On ne saurait se faire une idée de l’étendue et de l’importance de l’action exercée par Sainte Hildegarde sur l’élite de ses contemporains, si l’on ne tenait compte de sa volumineuse correspondance.

Il y a peu de trace de ses lettres avant 1148, époque où le synode de Trèves inaugura sa réputation ; mais, de 1152 à 1165, le flot monte sans cesse, s’accroissant de toutes les relations nouvelles que la Sainte a faites au cours de ses voyages.

La lettre, c’est, à défaut de la présence, le souvenir qui persiste.

« J’eus à répondre, dit-elle, et à donner des conseils à beaucoup de personnes de toute condition qui me les demandaient. »

Or, c’est au milieu de ses voyages, de ses luttes avec le chapitre de Mayence, alors qu’elle achevait, pendant sept ans d’un incessant martyre, son Livre de la vie des mérites, qu’elle dut, épuisée, accablée, suffire à cette correspondance ininterrompue ; car pas un jour ne se passait, qu’elle n’eût à donner son avis sur une foule de questions concernant les mystères les plus transcendants du dogme ou les infimes détails de la vie religieuse.

Si l’on excepte Saint Bernard, mêlé à tous les grands événements de son époque, on peut dire que la correspondance de Sainte Hildegarde est une des plus considérables et des plus importantes du siècle. Elle fournit à sa biographie trop incomplète un précieux supplément, malgré qu’on ne puisse assigner de dates précises à la plupart des documents qu’elle renferme.

Le cardinal Pitra, tout devin qu’il est, se trouve à leur propos le plus souvent réduit aux hasardeuses conjectures, parmi lesquelles, naturellement, il choisit les plus propres à confirmer ses hypothèses. Nous ne prétendons pas, dans ce chapitre, esquisser même un aperçu général de ces lettres.

Le champ en est trop vaste. Nous avons eu d’ailleurs l’occasion d’en citer quelques-unes en passant. Nous serions satisfaits, sans plus, de donner l’impression de leur puissance, pour que le lecteur pût juger de la force qui était en elles, et de l’influence qu’elles mirent entre les mains d’Hildegarde.

Le crédit de cette dernière était immense devant Dieu, immense aussi devait-il être auprès des hommes. D’ordinaire la correspondance de quelqu’un, vivant ou disparu, est le refuge particulier de son être intérieur.

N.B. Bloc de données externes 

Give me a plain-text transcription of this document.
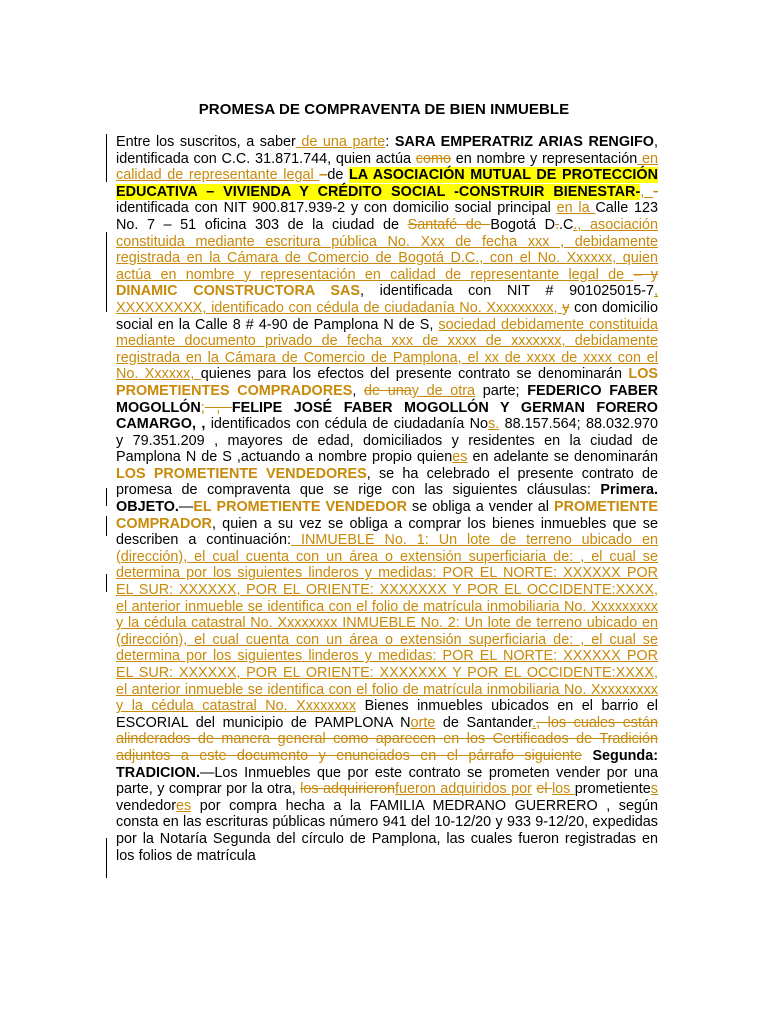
PROMESA DE COMPRAVENTA DE BIEN INMUEBLE
Entre los suscritos, a saber de una parte: SARA EMPERATRIZ ARIAS RENGIFO, identificada con C.C. 31.871.744, quien actúa como en nombre y representación en calidad de representante legal –de LA ASOCIACIÓN MUTUAL DE PROTECCIÓN EDUCATIVA – VIVIENDA Y CRÉDITO SOCIAL -CONSTRUIR BIENESTAR-, -identificada con NIT 900.817.939-2 y con domicilio social principal en la Calle 123 No. 7 – 51 oficina 303 de la ciudad de Santafé de Bogotá D..C., asociación constituida mediante escritura pública No. Xxx de fecha xxx , debidamente registrada en la Cámara de Comercio de Bogotá D.C., con el No. Xxxxxx, quien actúa en nombre y representación en calidad de representante legal de – y DINAMIC CONSTRUCTORA SAS, identificada con NIT # 901025015-7, XXXXXXXXX, identificado con cédula de ciudadanía No. Xxxxxxxxx, y con domicilio social en la Calle 8 # 4-90 de Pamplona N de S, sociedad debidamente constituida mediante documento privado de fecha xxx de xxxx de xxxxxxx, debidamente registrada en la Cámara de Comercio de Pamplona, el xx de xxxx de xxxx con el No. Xxxxxx, quienes para los efectos del presente contrato se denominarán LOS PROMETIENTES COMPRADORES, de unay de otra parte; FEDERICO FABER MOGOLLÓN; , FELIPE JOSÉ FABER MOGOLLÓN Y GERMAN FORERO CAMARGO, , identificados con cédula de ciudadanía Nos. 88.157.564; 88.032.970 y 79.351.209 , mayores de edad, domiciliados y residentes en la ciudad de Pamplona N de S ,actuando a nombre propio quienes en adelante se denominarán LOS PROMETIENTE VENDEDORES, se ha celebrado el presente contrato de promesa de compraventa que se rige con las siguientes cláusulas: Primera. OBJETO.—EL PROMETIENTE VENDEDOR se obliga a vender al PROMETIENTE COMPRADOR, quien a su vez se obliga a comprar los bienes inmuebles que se describen a continuación: INMUEBLE No. 1: Un lote de terreno ubicado en (dirección), el cual cuenta con un área o extensión superficiaria de: , el cual se determina por los siguientes linderos y medidas: POR EL NORTE: XXXXXX POR EL SUR: XXXXXX, POR EL ORIENTE: XXXXXXX Y POR EL OCCIDENTE:XXXX, el anterior inmueble se identifica con el folio de matrícula inmobiliaria No. Xxxxxxxxx y la cédula catastral No. Xxxxxxxx INMUEBLE No. 2: Un lote de terreno ubicado en (dirección), el cual cuenta con un área o extensión superficiaria de: , el cual se determina por los siguientes linderos y medidas: POR EL NORTE: XXXXXX POR EL SUR: XXXXXX, POR EL ORIENTE: XXXXXXX Y POR EL OCCIDENTE:XXXX, el anterior inmueble se identifica con el folio de matrícula inmobiliaria No. Xxxxxxxxx y la cédula catastral No. Xxxxxxxx Bienes inmuebles ubicados en el barrio el ESCORIAL del municipio de PAMPLONA Norte de Santander., los cuales están alinderados de manera general como aparecen en los Certificados de Tradición adjuntos a este documento y enunciados en el párrafo siguiente Segunda: TRADICION.—Los Inmuebles que por este contrato se prometen vender por una parte, y comprar por la otra, los adquirieronfueron adquiridos por el los prometientes vendedores por compra hecha a la FAMILIA MEDRANO GUERRERO , según consta en las escrituras públicas número 941 del 10-12/20 y 933 9-12/20, expedidas por la Notaría Segunda del círculo de Pamplona, las cuales fueron registradas en los folios de matrícula
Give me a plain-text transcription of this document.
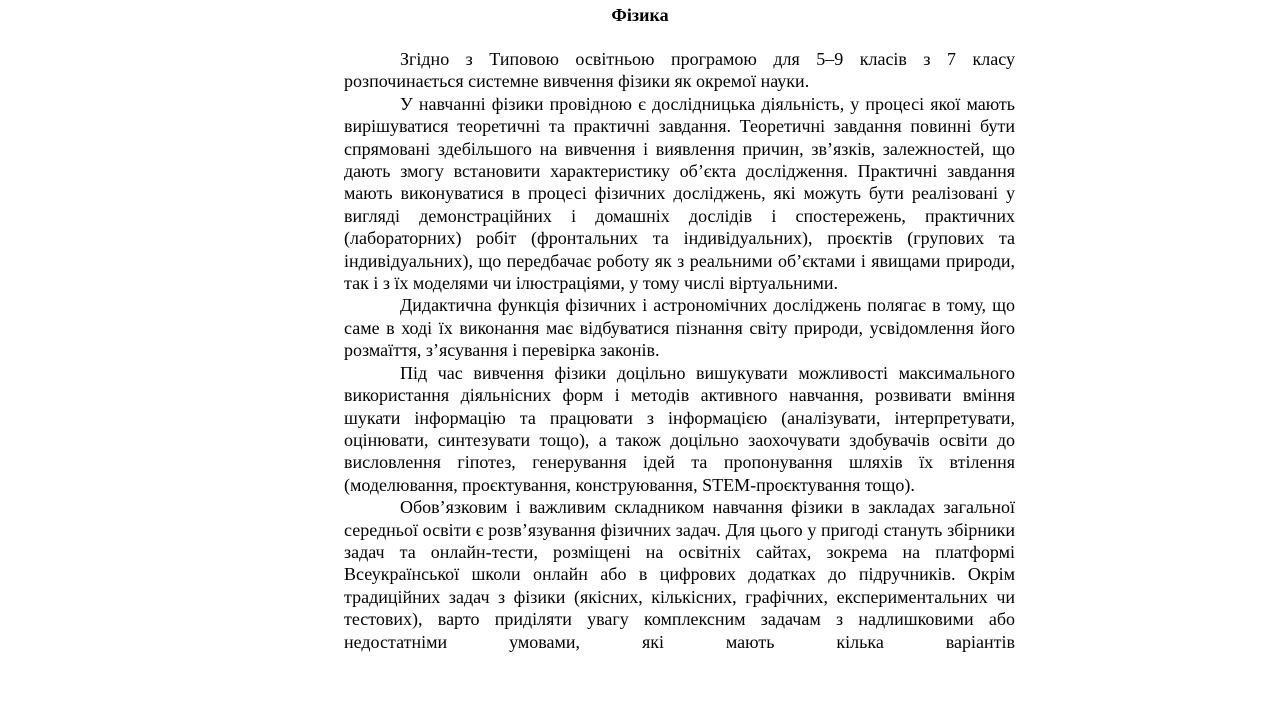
Фізика

Згідно з Типовою освітньою програмою для 5–9 класів з 7 класу розпочинається системне вивчення фізики як окремої науки.

У навчанні фізики провідною є дослідницька діяльність, у процесі якої мають вирішуватися теоретичні та практичні завдання. Теоретичні завдання повинні бути спрямовані здебільшого на вивчення і виявлення причин, зв’язків, залежностей, що дають змогу встановити характеристику об’єкта дослідження. Практичні завдання мають виконуватися в процесі фізичних досліджень, які можуть бути реалізовані у вигляді демонстраційних і домашніх дослідів і спостережень, практичних (лабораторних) робіт (фронтальних та індивідуальних), проєктів (групових та індивідуальних), що передбачає роботу як з реальними об’єктами і явищами природи, так і з їх моделями чи ілюстраціями, у тому числі віртуальними.

Дидактична функція фізичних і астрономічних досліджень полягає в тому, що саме в ході їх виконання має відбуватися пізнання світу природи, усвідомлення його розмаїття, з’ясування і перевірка законів.

Під час вивчення фізики доцільно вишукувати можливості максимального використання діяльнісних форм і методів активного навчання, розвивати вміння шукати інформацію та працювати з інформацією (аналізувати, інтерпретувати, оцінювати, синтезувати тощо), а також доцільно заохочувати здобувачів освіти до висловлення гіпотез, генерування ідей та пропонування шляхів їх втілення (моделювання, проєктування, конструювання, STEM-проєктування тощо).

Обов’язковим і важливим складником навчання фізики в закладах загальної середньої освіти є розв’язування фізичних задач. Для цього у пригоді стануть збірники задач та онлайн-тести, розміщені на освітніх сайтах, зокрема на платформі Всеукраїнської школи онлайн або в цифрових додатках до підручників. Окрім традиційних задач з фізики (якісних, кількісних, графічних, експериментальних чи тестових), варто приділяти увагу комплексним задачам з надлишковими або недостатніми умовами, які мають кілька варіантів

Sous la mobilité des impressions qu’on y trouve, le léger pli familier de l’âme se trahit, mille petits traits se découvrent qui donnent à la physionomie morale de l’écrivain un aspect qu’on ne lui avait point soupçonné.

Écrire, c’est livrer quelque chose de soi, du soi intime et vrai. Quand, au travers des œuvres d’un homme, on cherche sa secrète pensée, que l’on veut aller droit à son sentiment personnel, on se dirige vers sa correspondance, comme dans la maison d’un défunt, on interroge la pièce où il vécut davantage, où son intimité, naguère, s’abandonnait, où s’attarde à présent son souvenir, parce qu’en ce petit foyer enclavé dans le grand il a enclos plus de lui-même.

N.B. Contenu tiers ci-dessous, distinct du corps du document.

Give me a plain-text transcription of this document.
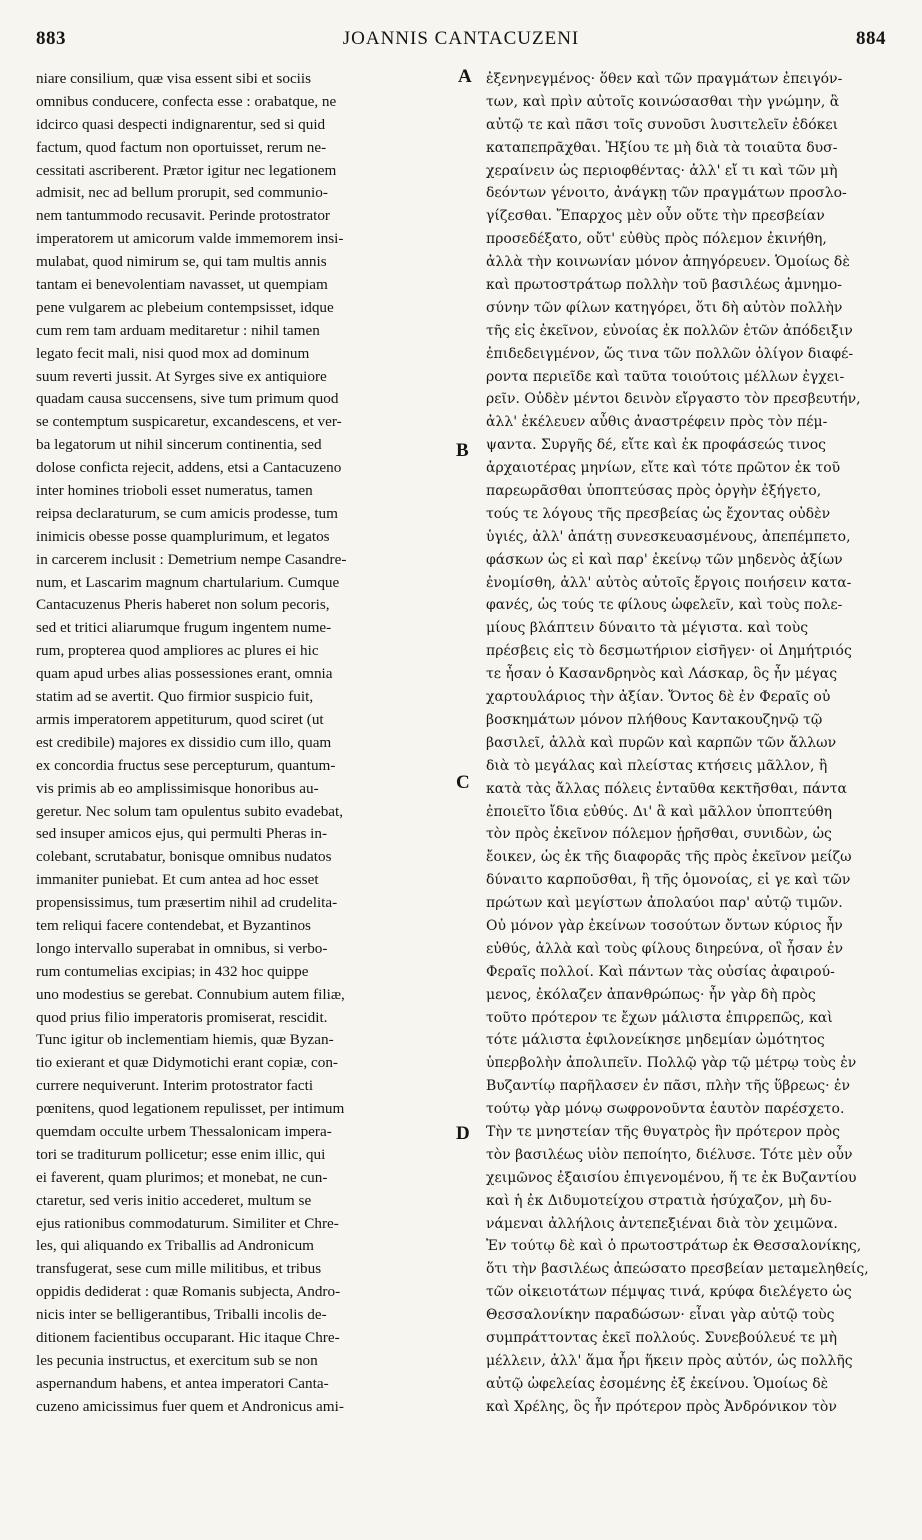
883	JOANNIS CANTACUZENI	884
niare consilium, quæ visa essent sibi et sociis
omnibus conducere, confecta esse : orabatque, ne
idcirco quasi despecti indignarentur, sed si quid
factum, quod factum non oportuisset, rerum ne-
cessitati ascriberent. Prætor igitur nec legationem
admisit, nec ad bellum prorupit, sed communio-
nem tantummodo recusavit. Perinde protostrator
imperatorem ut amicorum valde immemorem insi-
mulabat, quod nimirum se, qui tam multis annis
tantam ei benevolentiam navasset, ut quempiam
pene vulgarem ac plebeium contempsisset, idque
cum rem tam arduam meditaretur : nihil tamen
legato fecit mali, nisi quod mox ad dominum
suum reverti jussit. At Syrges sive ex antiquiore
quadam causa succensens, sive tum primum quod
se contemptum suspicaretur, excandescens, et ver-
ba legatorum ut nihil sincerum continentia, sed
dolose conficta rejecit, addens, etsi a Cantacuzeno
inter homines trioboli esset numeratus, tamen
reipsa declaraturum, se cum amicis prodesse, tum
inimicis obesse posse quamplurimum, et legatos
in carcerem inclusit : Demetrium nempe Casandre-
num, et Lascarim magnum chartularium. Cumque
Cantacuzenus Pheris haberet non solum pecoris,
sed et tritici aliarumque frugum ingentem nume-
rum, propterea quod ampliores ac plures ei hic
quam apud urbes alias possessiones erant, omnia
statim ad se avertit. Quo firmior suspicio fuit,
armis imperatorem appetiturum, quod sciret (ut
est credibile) majores ex dissidio cum illo, quam
ex concordia fructus sese percepturum, quantum-
vis primis ab eo amplissimisque honoribus au-
geretur. Nec solum tam opulentus subito evadebat,
sed insuper amicos ejus, qui permulti Pheras in-
colebant, scrutabatur, bonisque omnibus nudatos
immaniter puniebat. Et cum antea ad hoc esset
propensissimus, tum præsertim nihil ad crudelita-
tem reliqui facere contendebat, et Byzantinos
longo intervallo superabat in omnibus, si verbo-
rum contumelias excipias; in 432 hoc quippe
uno modestius se gerebat. Connubium autem filiæ,
quod prius filio imperatoris promiserat, rescidit.
Tunc igitur ob inclementiam hiemis, quæ Byzan-
tio exierant et quæ Didymotichi erant copiæ, con-
currere nequiverunt. Interim protostrator facti
pœnitens, quod legationem repulisset, per intimum
quemdam occulte urbem Thessalonicam impera-
tori se traditurum pollicetur; esse enim illic, qui
ei faverent, quam plurimos; et monebat, ne cun-
ctaretur, sed veris initio accederet, multum se
ejus rationibus commodaturum. Similiter et Chre-
les, qui aliquando ex Triballis ad Andronicum
transfugerat, sese cum mille militibus, et tribus
oppidis dediderat : quæ Romanis subjecta, Andro-
nicis inter se belligerantibus, Triballi incolis de-
ditionem facientibus occuparant. Hic itaque Chre-
les pecunia instructus, et exercitum sub se non
aspernandum habens, et antea imperatori Canta-
cuzeno amicissimus fuer quem et Andronicus ami-
ἐξενηνεγμένος· ὅθεν καὶ τῶν πραγμάτων ἐπειγόν-
των, καὶ πρὶν αὐτοῖς κοινώσασθαι τὴν γνώμην, ἃ
αὐτῷ τε καὶ πᾶσι τοῖς συνοῦσι λυσιτελεῖν ἐδόκει
καταπεπρᾶχθαι. Ἠξίου τε μὴ διὰ τὰ τοιαῦτα δυσ-
χεραίνειν ὡς περιοφθέντας· ἀλλ' εἴ τι καὶ τῶν μὴ
δεόντων γένοιτο, ἀνάγκῃ τῶν πραγμάτων προσλο-
γίζεσθαι. Ἔπαρχος μὲν οὖν οὔτε τὴν πρεσβείαν
προσεδέξατο, οὔτ' εὐθὺς πρὸς πόλεμον ἐκινήθη,
ἀλλὰ τὴν κοινωνίαν μόνον ἀπηγόρευεν. Ὁμοίως δὲ
καὶ πρωτοστράτωρ πολλὴν τοῦ βασιλέως ἀμνημο-
σύνην τῶν φίλων κατηγόρει, ὅτι δὴ αὐτὸν πολλὴν
τῆς εἰς ἐκεῖνον, εὐνοίας ἐκ πολλῶν ἐτῶν ἀπόδειξιν
ἐπιδεδειγμένον, ὥς τινα τῶν πολλῶν ὀλίγον διαφέ-
ροντα περιεῖδε καὶ ταῦτα τοιούτοις μέλλων ἐγχει-
ρεῖν. Οὐδὲν μέντοι δεινὸν εἴργαστο τὸν πρεσβευτήν,
ἀλλ' ἐκέλευεν αὖθις ἀναστρέφειν πρὸς τὸν πέμ-
ψαντα. Συργῆς δέ, εἴτε καὶ ἐκ προφάσεώς τινος
ἀρχαιοτέρας μηνίων, εἴτε καὶ τότε πρῶτον ἐκ τοῦ
παρεωρᾶσθαι ὑποπτεύσας πρὸς ὀργὴν ἐξήγετο,
τούς τε λόγους τῆς πρεσβείας ὡς ἔχοντας οὐδὲν
ὑγιές, ἀλλ' ἀπάτῃ συνεσκευασμένους, ἀπεπέμπετο,
φάσκων ὡς εἰ καὶ παρ' ἐκείνῳ τῶν μηδενὸς ἀξίων
ἐνομίσθη, ἀλλ' αὐτὸς αὐτοῖς ἔργοις ποιήσειν κατα-
φανές, ὡς τούς τε φίλους ὠφελεῖν, καὶ τοὺς πολε-
μίους βλάπτειν δύναιτο τὰ μέγιστα. καὶ τοὺς
πρέσβεις εἰς τὸ δεσμωτήριον εἰσῆγεν· οἱ Δημήτριός
τε ἦσαν ὁ Κασανδρηνὸς καὶ Λάσκαρ, ὃς ἦν μέγας
χαρτουλάριος τὴν ἀξίαν. Ὄντος δὲ ἐν Φεραῖς οὐ
βοσκημάτων μόνον πλήθους Καντακουζηνῷ τῷ
βασιλεῖ, ἀλλὰ καὶ πυρῶν καὶ καρπῶν τῶν ἄλλων
διὰ τὸ μεγάλας καὶ πλείστας κτήσεις μᾶλλον, ἢ
κατὰ τὰς ἄλλας πόλεις ἐνταῦθα κεκτῆσθαι, πάντα
ἐποιεῖτο ἴδια εὐθύς. Δι' ἃ καὶ μᾶλλον ὑποπτεύθη
τὸν πρὸς ἐκεῖνον πόλεμον ᾑρῆσθαι, συνιδὼν, ὡς
ἔοικεν, ὡς ἐκ τῆς διαφορᾶς τῆς πρὸς ἐκεῖνον μείζω
δύναιτο καρποῦσθαι, ἢ τῆς ὁμονοίας, εἰ γε καὶ τῶν
πρώτων καὶ μεγίστων ἀπολαύοι παρ' αὐτῷ τιμῶν.
Οὐ μόνον γὰρ ἐκείνων τοσούτων ὄντων κύριος ἦν
εὐθύς, ἀλλὰ καὶ τοὺς φίλους διηρεύνα, οἳ ἦσαν ἐν
Φεραῖς πολλοί. Καὶ πάντων τὰς οὐσίας ἀφαιρού-
μενος, ἐκόλαζεν ἀπανθρώπως· ἦν γὰρ δὴ πρὸς
τοῦτο πρότερον τε ἔχων μάλιστα ἐπιρρεπῶς, καὶ
τότε μάλιστα ἐφιλονείκησε μηδεμίαν ὠμότητος
ὑπερβολὴν ἀπολιπεῖν. Πολλῷ γὰρ τῷ μέτρῳ τοὺς ἐν
Βυζαντίῳ παρῆλασεν ἐν πᾶσι, πλὴν τῆς ὕβρεως· ἐν
τούτῳ γὰρ μόνῳ σωφρονοῦντα ἑαυτὸν παρέσχετο.
Τὴν τε μνηστείαν τῆς θυγατρὸς ἣν πρότερον πρὸς
τὸν βασιλέως υἱὸν πεποίητο, διέλυσε. Τότε μὲν οὖν
χειμῶνος ἐξαισίου ἐπιγενομένου, ἥ τε ἐκ Βυζαντίου
καὶ ἡ ἐκ Διδυμοτείχου στρατιὰ ἡσύχαζον, μὴ δυ-
νάμεναι ἀλλήλοις ἀντεπεξιέναι διὰ τὸν χειμῶνα.
Ἐν τούτῳ δὲ καὶ ὁ πρωτοστράτωρ ἐκ Θεσσαλονίκης,
ὅτι τὴν βασιλέως ἀπεώσατο πρεσβείαν μεταμεληθείς,
τῶν οἰκειοτάτων πέμψας τινά, κρύφα διελέγετο ὡς
Θεσσαλονίκην παραδώσων· εἶναι γὰρ αὐτῷ τοὺς
συμπράττοντας ἐκεῖ πολλούς. Συνεβούλευέ τε μὴ
μέλλειν, ἀλλ' ἅμα ἦρι ἥκειν πρὸς αὐτόν, ὡς πολλῆς
αὐτῷ ὠφελείας ἐσομένης ἐξ ἐκείνου. Ὁμοίως δὲ
καὶ Χρέλης, ὃς ἦν πρότερον πρὸς Ἀνδρόνικον τὸν
A
B
C
D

Rien de semblable chez Hildegarde. Ses lettres — à de rares exceptions, celle par exemple à Hartwich ou celle à la malheureuse veuve du comte Ilermann — ont un caractère impersonnel très marqué. Il ne faut pas y chercher ce charme de l’abandon et du cœur à cœur d’une causerie ou d’une confidence.

Ses lettres, ce sont des papiers d’affaires… spirituelles. En écrivant copieusement, comme elle le fait, elle ne sacrifie pas à la mode du genre épistolaire qui sévit sur le Moyen Âge. Écrire peut être pour un Guibert de Gambloux un agréable amusement qui sent l’école et l’antiquité classique ; pour elle, c’est une forme de l’action.

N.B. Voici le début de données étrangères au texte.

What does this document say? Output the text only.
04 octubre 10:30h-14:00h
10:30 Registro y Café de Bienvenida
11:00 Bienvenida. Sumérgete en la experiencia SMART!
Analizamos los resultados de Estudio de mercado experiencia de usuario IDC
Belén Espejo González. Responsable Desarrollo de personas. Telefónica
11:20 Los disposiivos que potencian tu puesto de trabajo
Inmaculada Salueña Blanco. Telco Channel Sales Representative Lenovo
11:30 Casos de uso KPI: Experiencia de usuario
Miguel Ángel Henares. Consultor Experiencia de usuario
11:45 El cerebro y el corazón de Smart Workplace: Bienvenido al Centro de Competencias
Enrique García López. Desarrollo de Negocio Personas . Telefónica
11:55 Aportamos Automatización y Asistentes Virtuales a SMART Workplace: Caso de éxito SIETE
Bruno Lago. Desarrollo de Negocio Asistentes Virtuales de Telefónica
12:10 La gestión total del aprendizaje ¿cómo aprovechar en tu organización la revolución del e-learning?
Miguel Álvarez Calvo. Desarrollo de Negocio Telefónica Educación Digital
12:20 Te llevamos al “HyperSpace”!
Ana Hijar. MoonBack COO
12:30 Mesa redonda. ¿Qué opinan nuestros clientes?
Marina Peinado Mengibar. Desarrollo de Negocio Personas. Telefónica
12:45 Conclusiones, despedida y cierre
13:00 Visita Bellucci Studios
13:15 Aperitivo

Elle se propose toujours un but ; mais elle se dissimule derrière ce but. Elle semble, sorte de médium surnaturel, parler au nom d’un autre. Qu’elle exhorte, sermonne, vitupère ou menace — ce qui est le ton habituel de ses épîtres — on sent qu’elle le fait par ordre. À peine trouve-t-on de loin en loin dans l’austérité grandiose de ce désert, quelques oasis où un élan vraiment humain jaillit de son cœur. Et alors subsiste tout au long cette impression de décevant mirage.

On espère à la lumière intime de ses lettres la voir de plus près, et elle s’éloigne tout au contraire dans cette sorte de halo surnaturel qui ne la quitte pas. On ne saurait nier toutefois que la correspondance de Sainte Hildegarde contrôlée par l’histoire, ne soit quelque peu sensationnelle en raison des prophéties qu’elle contient et qui intéressent soit le sort des destinataires, soit l’Église en général ; mais encore ce caractère prophétique, obnubile son style et enveloppe sa pensée d’énigmes quelque peu sibyllines.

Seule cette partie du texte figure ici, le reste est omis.